Paul Pry answered that at once.
“No,” he said.
“I didn’t think you would be.”
“What’s your name?” he asked her.
“Louise Eckhart,” she told him. Then, after a moment, “My friends call me Lou.”
“Where do you want to go, Lou?”
She smiled up at him.
“I like you,” she said.
He nodded. “Where to?” he repeated.
“I’ve got a suitcase parked at the Union Depot. I did have the ticket in my stocking. Wonder if it’s gone?”
She pulled the overcoat to one side, searched the tops of her stockings, first the right, then the left. She handed him a crumpled bit of pasteboard.

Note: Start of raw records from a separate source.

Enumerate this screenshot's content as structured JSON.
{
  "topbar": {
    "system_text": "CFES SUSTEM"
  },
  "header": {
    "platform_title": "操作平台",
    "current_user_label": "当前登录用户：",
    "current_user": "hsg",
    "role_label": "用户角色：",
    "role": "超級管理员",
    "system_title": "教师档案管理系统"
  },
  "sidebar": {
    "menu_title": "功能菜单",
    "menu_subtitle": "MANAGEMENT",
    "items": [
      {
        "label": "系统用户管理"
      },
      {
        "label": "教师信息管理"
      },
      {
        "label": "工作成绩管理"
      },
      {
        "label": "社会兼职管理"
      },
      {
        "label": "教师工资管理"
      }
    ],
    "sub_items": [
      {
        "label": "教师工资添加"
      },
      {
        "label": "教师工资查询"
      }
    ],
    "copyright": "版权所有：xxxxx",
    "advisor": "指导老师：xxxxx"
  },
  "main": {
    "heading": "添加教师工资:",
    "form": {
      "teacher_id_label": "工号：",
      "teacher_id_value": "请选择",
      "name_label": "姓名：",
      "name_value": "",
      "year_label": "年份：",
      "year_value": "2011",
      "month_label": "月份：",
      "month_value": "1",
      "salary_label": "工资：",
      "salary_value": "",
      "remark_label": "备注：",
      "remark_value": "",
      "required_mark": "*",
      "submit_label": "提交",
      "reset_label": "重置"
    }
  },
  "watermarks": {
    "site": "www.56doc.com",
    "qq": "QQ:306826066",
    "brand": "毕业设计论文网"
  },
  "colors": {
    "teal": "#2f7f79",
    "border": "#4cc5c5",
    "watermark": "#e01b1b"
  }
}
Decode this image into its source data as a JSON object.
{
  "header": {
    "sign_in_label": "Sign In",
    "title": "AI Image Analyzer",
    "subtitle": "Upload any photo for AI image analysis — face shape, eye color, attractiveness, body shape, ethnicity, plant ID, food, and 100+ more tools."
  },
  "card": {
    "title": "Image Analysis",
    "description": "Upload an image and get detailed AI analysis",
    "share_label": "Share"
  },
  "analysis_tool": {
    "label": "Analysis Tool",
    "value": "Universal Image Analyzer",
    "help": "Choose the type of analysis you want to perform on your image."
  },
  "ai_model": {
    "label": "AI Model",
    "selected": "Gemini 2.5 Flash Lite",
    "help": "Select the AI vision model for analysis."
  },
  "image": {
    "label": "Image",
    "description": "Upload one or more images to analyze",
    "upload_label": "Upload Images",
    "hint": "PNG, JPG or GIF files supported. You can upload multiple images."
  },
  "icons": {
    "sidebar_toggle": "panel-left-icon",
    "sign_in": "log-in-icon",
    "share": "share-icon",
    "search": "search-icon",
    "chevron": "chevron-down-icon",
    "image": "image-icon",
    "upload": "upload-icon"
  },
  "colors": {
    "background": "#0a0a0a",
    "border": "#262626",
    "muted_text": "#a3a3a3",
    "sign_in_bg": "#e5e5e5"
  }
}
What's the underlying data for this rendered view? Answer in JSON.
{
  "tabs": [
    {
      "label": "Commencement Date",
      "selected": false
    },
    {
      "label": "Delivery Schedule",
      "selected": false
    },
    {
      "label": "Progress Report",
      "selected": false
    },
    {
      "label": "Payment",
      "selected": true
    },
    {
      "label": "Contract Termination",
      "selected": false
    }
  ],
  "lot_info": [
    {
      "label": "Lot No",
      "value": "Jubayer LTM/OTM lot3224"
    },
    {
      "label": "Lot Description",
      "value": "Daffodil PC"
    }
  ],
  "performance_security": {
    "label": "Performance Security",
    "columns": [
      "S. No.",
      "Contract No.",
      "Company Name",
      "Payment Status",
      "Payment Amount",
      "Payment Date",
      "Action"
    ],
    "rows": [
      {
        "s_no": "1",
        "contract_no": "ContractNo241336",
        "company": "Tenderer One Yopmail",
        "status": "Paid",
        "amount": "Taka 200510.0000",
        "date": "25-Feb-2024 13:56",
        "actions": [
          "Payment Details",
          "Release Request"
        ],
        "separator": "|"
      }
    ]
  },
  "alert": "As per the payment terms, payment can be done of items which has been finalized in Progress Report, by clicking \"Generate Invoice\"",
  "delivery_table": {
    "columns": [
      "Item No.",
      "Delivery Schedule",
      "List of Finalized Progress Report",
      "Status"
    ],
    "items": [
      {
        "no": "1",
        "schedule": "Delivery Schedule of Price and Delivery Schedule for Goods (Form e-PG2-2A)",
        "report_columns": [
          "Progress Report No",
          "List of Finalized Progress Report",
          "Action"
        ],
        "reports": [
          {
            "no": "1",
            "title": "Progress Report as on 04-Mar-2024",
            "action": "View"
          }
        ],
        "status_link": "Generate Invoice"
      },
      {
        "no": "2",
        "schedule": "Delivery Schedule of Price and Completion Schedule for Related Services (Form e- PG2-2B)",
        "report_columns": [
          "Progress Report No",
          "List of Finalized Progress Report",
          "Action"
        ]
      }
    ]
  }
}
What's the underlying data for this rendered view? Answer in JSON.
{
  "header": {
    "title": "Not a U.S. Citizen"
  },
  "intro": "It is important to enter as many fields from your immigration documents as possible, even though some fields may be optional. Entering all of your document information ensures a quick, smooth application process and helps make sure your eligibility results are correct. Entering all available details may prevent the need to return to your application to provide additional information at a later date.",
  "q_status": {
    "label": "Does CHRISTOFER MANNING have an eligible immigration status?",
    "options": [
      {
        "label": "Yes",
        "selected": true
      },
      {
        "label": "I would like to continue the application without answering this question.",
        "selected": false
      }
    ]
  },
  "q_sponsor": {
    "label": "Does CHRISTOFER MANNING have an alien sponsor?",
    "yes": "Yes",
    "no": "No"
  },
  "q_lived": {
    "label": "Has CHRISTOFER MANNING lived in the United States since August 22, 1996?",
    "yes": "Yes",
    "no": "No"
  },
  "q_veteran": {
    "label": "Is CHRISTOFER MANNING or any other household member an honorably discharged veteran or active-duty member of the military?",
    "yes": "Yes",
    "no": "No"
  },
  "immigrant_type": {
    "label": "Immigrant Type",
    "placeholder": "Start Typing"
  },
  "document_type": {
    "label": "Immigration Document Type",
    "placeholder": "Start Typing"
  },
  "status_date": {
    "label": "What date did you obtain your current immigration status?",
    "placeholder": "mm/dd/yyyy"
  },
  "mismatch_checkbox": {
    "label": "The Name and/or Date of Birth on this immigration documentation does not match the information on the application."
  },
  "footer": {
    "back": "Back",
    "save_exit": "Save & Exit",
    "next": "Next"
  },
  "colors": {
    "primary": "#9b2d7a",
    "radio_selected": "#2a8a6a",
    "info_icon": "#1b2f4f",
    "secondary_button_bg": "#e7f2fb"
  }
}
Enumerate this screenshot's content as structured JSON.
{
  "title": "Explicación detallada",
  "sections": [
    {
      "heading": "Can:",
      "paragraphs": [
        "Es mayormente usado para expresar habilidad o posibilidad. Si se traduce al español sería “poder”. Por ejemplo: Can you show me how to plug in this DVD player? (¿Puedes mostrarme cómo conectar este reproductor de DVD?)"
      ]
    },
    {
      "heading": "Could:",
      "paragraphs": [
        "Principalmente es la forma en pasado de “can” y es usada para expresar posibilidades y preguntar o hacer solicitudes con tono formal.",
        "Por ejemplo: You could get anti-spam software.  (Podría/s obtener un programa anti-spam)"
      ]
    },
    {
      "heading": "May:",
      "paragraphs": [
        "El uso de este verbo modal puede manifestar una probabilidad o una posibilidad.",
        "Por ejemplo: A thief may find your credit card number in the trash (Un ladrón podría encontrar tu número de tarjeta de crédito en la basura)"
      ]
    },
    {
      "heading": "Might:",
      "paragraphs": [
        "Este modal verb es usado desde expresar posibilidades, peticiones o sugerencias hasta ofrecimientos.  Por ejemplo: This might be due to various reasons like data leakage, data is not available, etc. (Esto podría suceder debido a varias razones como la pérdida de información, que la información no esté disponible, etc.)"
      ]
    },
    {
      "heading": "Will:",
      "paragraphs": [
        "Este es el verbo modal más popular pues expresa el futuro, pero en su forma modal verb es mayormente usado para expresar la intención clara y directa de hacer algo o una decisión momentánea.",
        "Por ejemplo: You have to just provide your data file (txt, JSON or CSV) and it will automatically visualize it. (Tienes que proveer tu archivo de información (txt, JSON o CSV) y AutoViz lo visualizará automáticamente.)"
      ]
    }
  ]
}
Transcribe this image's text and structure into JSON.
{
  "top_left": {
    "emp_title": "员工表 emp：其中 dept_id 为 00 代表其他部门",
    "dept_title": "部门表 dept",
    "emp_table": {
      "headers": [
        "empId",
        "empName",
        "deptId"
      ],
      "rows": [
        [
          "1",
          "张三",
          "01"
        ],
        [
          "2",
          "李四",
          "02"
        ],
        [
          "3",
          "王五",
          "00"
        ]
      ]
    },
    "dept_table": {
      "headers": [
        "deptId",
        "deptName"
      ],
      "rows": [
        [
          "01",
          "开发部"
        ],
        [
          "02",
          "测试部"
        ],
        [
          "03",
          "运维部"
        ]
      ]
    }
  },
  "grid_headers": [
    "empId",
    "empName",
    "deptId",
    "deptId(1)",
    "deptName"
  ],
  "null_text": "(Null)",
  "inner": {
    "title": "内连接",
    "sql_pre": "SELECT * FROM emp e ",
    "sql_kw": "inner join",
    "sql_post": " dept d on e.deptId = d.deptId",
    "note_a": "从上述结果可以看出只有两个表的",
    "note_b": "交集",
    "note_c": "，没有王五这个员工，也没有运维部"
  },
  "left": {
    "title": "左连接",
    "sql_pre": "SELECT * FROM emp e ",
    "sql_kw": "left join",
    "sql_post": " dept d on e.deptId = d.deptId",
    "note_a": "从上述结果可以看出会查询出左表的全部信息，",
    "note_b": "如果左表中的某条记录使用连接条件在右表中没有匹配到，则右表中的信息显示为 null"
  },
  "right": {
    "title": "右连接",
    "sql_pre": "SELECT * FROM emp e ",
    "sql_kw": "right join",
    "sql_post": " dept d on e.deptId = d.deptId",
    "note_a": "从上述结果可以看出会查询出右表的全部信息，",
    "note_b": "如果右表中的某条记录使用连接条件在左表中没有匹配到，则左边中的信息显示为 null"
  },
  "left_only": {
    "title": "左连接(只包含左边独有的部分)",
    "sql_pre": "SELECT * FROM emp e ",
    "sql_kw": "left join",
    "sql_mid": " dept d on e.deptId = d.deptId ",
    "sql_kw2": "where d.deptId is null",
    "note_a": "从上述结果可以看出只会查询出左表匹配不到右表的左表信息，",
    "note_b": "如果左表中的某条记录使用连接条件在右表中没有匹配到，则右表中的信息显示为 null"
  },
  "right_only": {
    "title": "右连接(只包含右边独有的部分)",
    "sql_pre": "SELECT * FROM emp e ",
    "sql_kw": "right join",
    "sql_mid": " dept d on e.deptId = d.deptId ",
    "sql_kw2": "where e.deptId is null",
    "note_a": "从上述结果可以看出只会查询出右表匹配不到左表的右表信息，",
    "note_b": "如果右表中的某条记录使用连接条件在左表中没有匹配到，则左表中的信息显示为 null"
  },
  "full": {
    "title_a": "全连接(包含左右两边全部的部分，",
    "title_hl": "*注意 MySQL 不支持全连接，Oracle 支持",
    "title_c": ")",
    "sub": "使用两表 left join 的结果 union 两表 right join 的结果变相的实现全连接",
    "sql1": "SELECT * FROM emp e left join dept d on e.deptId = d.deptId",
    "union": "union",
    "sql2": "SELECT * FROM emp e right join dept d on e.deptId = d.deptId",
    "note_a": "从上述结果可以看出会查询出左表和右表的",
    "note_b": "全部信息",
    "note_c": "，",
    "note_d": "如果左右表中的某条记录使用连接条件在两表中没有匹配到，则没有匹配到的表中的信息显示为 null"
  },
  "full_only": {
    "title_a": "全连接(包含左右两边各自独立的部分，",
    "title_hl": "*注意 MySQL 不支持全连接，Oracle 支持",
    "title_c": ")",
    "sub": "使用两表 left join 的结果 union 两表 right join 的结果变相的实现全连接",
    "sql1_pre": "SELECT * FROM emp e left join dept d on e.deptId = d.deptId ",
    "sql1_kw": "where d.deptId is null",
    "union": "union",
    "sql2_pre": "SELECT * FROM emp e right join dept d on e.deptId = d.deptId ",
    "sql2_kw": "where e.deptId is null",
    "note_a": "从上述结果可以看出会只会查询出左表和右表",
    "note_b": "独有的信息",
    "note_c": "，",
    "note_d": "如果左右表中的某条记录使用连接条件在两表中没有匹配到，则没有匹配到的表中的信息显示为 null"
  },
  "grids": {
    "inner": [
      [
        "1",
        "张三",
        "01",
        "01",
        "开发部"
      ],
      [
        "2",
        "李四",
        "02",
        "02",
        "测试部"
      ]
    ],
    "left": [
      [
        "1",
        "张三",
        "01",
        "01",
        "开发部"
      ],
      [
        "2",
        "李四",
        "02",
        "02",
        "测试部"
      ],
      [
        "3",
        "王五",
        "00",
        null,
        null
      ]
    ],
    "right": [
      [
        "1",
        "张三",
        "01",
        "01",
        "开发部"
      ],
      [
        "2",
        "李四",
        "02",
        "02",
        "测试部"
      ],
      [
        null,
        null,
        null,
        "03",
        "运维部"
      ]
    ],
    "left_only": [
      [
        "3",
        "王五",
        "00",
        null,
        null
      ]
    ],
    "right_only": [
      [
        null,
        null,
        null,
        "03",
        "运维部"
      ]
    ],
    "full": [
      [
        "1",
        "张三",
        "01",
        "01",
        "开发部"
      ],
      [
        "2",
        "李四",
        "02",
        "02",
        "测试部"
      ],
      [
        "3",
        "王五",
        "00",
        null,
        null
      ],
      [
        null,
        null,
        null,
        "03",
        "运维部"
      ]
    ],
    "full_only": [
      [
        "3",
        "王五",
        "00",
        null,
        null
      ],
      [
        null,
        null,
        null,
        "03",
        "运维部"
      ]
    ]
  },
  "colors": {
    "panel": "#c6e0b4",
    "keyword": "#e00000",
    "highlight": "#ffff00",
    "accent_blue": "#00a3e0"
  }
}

“That’s luck. I can get some clothes. Would you mind driving to the depot, getting the suitcase, and then driving me where I can dress?”
“Not at all,” said Paul Pry. “I’d better get some gasoline if we’re going that far, though. I’m about out.”
They were approaching the junction of the river road with the through boulevard, and the lights of gasoline stations flung themselves out across the darkness.
The girl sighed.
“You,” she proclaimed, “are a regular guy.”
Paul Pry made no comment. He drove into a gasoline station.
“Fill her up,” he told the attendant, and walked to the telephone, gave the number of his apartment, and heard the voice of “Mugs” Magoo on the telephone.
“Drunk, Mugs?”
“Not yet. Gimme ten minutes more an’ I will be.”
“Forget it. Take a drink of water and chase down to the Union Depot. I’m going to drive in there with a moll. Manage to give her the once-over and see if you place her. Then go back to the apartment. I’ll meet you there.”
Mugs Magoo grunted.
“I’ll do it all for you — all except take the drink of water,” he remarked. “Water’s poison to my system,” and he clicked the receiver back in place.
2. The Goose Cackles
Paul Pry paid the attendant. The girl watched him with shrewd eyes. “Telling the wife you were detained at the office?” she asked.
“No wife.”
“Betcha I’m making you miss a heavy date, then.”
Paul Pry grinned.
“It’s worth it.”
He got into the car, drove rapidly and skilfully through the traffic, parked in front of the Union Depot, handed a redcap porter the crumpled pasteboard and a half-dollar.
“At the check stand,” he said. “Make it snappy.”
And Paul Pry watched the face of the girl at his side to see if she was at all nonplussed at his failure to call for the suitcase in person. If she was, she failed to show it.
Paul Pry was red hot. It might well be that the sole function of this girl was to get him on the spot in front of the checking stand at the Union Depot.
Mugs Magoo walked past.
His glassy eyes flicked once toward the automobile, then turned away. He walked awkwardly, dressed in shabby clothes, his right arm gone at the shoulder.
At one time he had known every crook in the underworld, and his information was now hardly less complete. He had been “camera-eye” man for the metropolitan police. A political shake-up, an accident which cost him his right arm, and bad booze, had made him a human derelict selling pencils in the gutter.
Paul Pry had “discovered” him, and organized a strange partnership. For Mugs Magoo never forgot a name, a face or a connection. While Paul Pry was an opportunist de luxe who lived by his wits. And of late he had chosen to exercise those wits in a battle against Benjamin Franklin Gilvray, known to the police as Big Front Gilvray.
For years Big Front Gilvray had grown in power and prestige. The police knew him as a big man, too powerful to tackle, a gangster who was always in the background, letting his minions do the dirty work of murder and plunder. The police hated Gilvray, and they feared him.
To Paul Pry, Big Front Gilvray was merely the goose which laid his golden eggs.